The reason I chose to use it for this project is that I wanted the code to be more readable than assembly, while still retaining most of the performance. With that in mind, here are the pros and cons I've encountered that are relevant to developing NES homebrew in this language:
First, the pros:
- - Easy to read/maintain : The biggest advantage of anything other than assembly is, of course, that it's not assembly. In Millfork's case especially, its C-like syntax makes it a breeze to learn if you're familiar with any modern C-like language.
- Still in active development : Millfork receives regular updates, and bug reports are fairly quickly addressed by the lead developer. Whenever I encountered a compiler bug and reported the issue on the main github page, the lead dev always fixed it super quickly.
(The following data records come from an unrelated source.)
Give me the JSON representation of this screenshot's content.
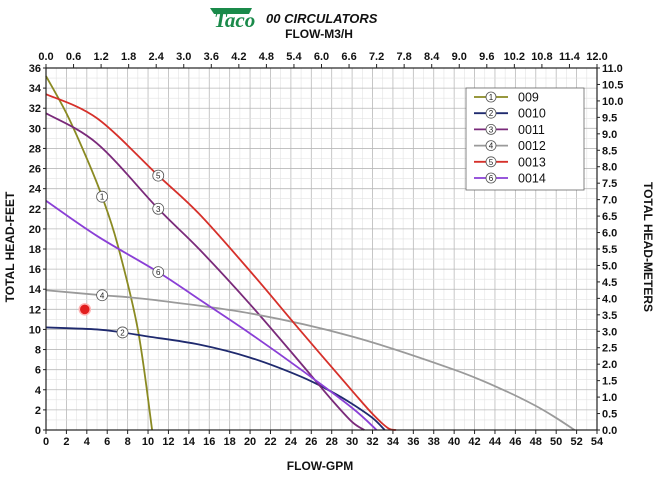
{
  "header": {
    "brand": "Taco",
    "title": "00 CIRCULATORS"
  },
  "chart_data": {
    "type": "line",
    "title": "00 CIRCULATORS",
    "xlabel": "FLOW-GPM",
    "ylabel": "TOTAL HEAD-FEET",
    "x2label": "FLOW-M3/H",
    "y2label": "TOTAL HEAD-METERS",
    "xlim": [
      0,
      54
    ],
    "ylim": [
      0,
      36
    ],
    "x2lim": [
      0,
      12.0
    ],
    "y2lim": [
      0,
      11.0
    ],
    "x_ticks": [
      "0",
      "2",
      "4",
      "6",
      "8",
      "10",
      "12",
      "14",
      "16",
      "18",
      "20",
      "22",
      "24",
      "26",
      "28",
      "30",
      "32",
      "34",
      "36",
      "38",
      "40",
      "42",
      "44",
      "46",
      "48",
      "50",
      "52",
      "54"
    ],
    "y_ticks": [
      "0",
      "2",
      "4",
      "6",
      "8",
      "10",
      "12",
      "14",
      "16",
      "18",
      "20",
      "22",
      "24",
      "26",
      "28",
      "30",
      "32",
      "34",
      "36"
    ],
    "x2_ticks": [
      "0.0",
      "0.6",
      "1.2",
      "1.8",
      "2.4",
      "3.0",
      "3.6",
      "4.2",
      "4.8",
      "5.4",
      "6.0",
      "6.6",
      "7.2",
      "7.8",
      "8.4",
      "9.0",
      "9.6",
      "10.2",
      "10.8",
      "11.4",
      "12.0"
    ],
    "y2_ticks": [
      "0.0",
      "0.5",
      "1.0",
      "1.5",
      "2.0",
      "2.5",
      "3.0",
      "3.5",
      "4.0",
      "4.5",
      "5.0",
      "5.5",
      "6.0",
      "6.5",
      "7.0",
      "7.5",
      "8.0",
      "8.5",
      "9.0",
      "9.5",
      "10.0",
      "10.5",
      "11.0"
    ],
    "grid": true,
    "legend_position": "top-right",
    "series": [
      {
        "name": "009",
        "id": "1",
        "color": "#8a8a22",
        "x": [
          0,
          2,
          4,
          5.5,
          7,
          9,
          10.4
        ],
        "y": [
          35.2,
          31.5,
          27.0,
          23.2,
          18.5,
          10.0,
          0
        ],
        "marker_at": [
          5.5,
          23.2
        ]
      },
      {
        "name": "0010",
        "id": "2",
        "color": "#1f2a6e",
        "x": [
          0,
          5,
          7.5,
          10,
          15,
          20,
          25,
          28,
          30,
          32,
          33.2
        ],
        "y": [
          10.2,
          10.0,
          9.7,
          9.3,
          8.5,
          7.2,
          5.3,
          3.8,
          2.6,
          1.2,
          0
        ],
        "marker_at": [
          7.5,
          9.7
        ]
      },
      {
        "name": "0011",
        "id": "3",
        "color": "#7a2a7a",
        "x": [
          0,
          5,
          11,
          15,
          20,
          25,
          28,
          30,
          31.2
        ],
        "y": [
          31.5,
          28.5,
          22.0,
          18.0,
          12.5,
          6.6,
          3.0,
          0.8,
          0
        ],
        "marker_at": [
          11,
          22.0
        ]
      },
      {
        "name": "0012",
        "id": "4",
        "color": "#9a9a9a",
        "x": [
          0,
          5.5,
          10,
          20,
          30,
          40,
          45,
          48,
          50,
          51.8
        ],
        "y": [
          13.9,
          13.4,
          13.0,
          11.6,
          9.3,
          6.0,
          3.9,
          2.4,
          1.2,
          0
        ],
        "marker_at": [
          5.5,
          13.4
        ]
      },
      {
        "name": "0013",
        "id": "5",
        "color": "#d6302a",
        "x": [
          0,
          5,
          11,
          15,
          20,
          25,
          30,
          32,
          33.5,
          34.3
        ],
        "y": [
          33.4,
          31.0,
          25.3,
          21.5,
          15.8,
          9.8,
          3.9,
          1.6,
          0.2,
          0
        ],
        "marker_at": [
          11,
          25.3
        ]
      },
      {
        "name": "0014",
        "id": "6",
        "color": "#8a3fd6",
        "x": [
          0,
          5,
          11,
          15,
          20,
          25,
          30,
          32.4
        ],
        "y": [
          22.8,
          19.3,
          15.7,
          13.0,
          9.6,
          6.0,
          2.2,
          0
        ],
        "marker_at": [
          11,
          15.7
        ]
      }
    ],
    "points": [
      {
        "name": "operating-point",
        "x": 3.8,
        "y": 12.0,
        "color": "#e21e1e"
      }
    ]
  }
}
- Fairly efficient (in terms of speed) : I haven't ported this game to any other languages to do an official benchmark, but for the most part Millfork's optimizer does a good job in translating your code to decently quick machine code. Much of the slowdown in Twin Dragons may be attributed to my own programming, so it's kind of hard to guage, but the fact that it doesn't slow down at all in most cases makes me believe that most projects won't have any speed issues related to the language itself.
Now, the cons:
- - Occasional compiler bugs : Since Millfork is still in active development, you may come across bugs in your game that occur by no fault of your own. This means you'll probably still have to read the outputted assembly using a debugger (like in fceux) in order to track down bugs. During the development of this game/engine, I ran into a couple of game-breaking bugs that I managed to track down to the compiler and not my own coding. I reported these bugs to the Millfork dev and they fixed them fairly quickly, so as long as you're willing to go bug hunting in assembly this shouldn't be ~too~ big an issue, but that also sadly means that I can't really recommend Millfork for beginners until it becomes stable.
- Inefficient in terms of space : This may be due to my own programming faults, but I found that by the end of this project almost an entire PRGROM chip was taken up by just the code. This left me with only enough room for 3 levels, which is why the demo ends at level 3. Again, I don't want to attribute this solely to Millfork's compiler/optimizer, but it's something to keep in mind.
I plan to continue to add to this project with more refactoring/general improvements, with my next big milestone being to port this over to a different mapper, most likely UxROM. So if you want to use this as a base to create your own project (which is what I actually intended!), keep in mind that you may want to just read over the code but hold off on modifying it until I release a more stable version.
Thanks for reading, and I hope this was useful to you!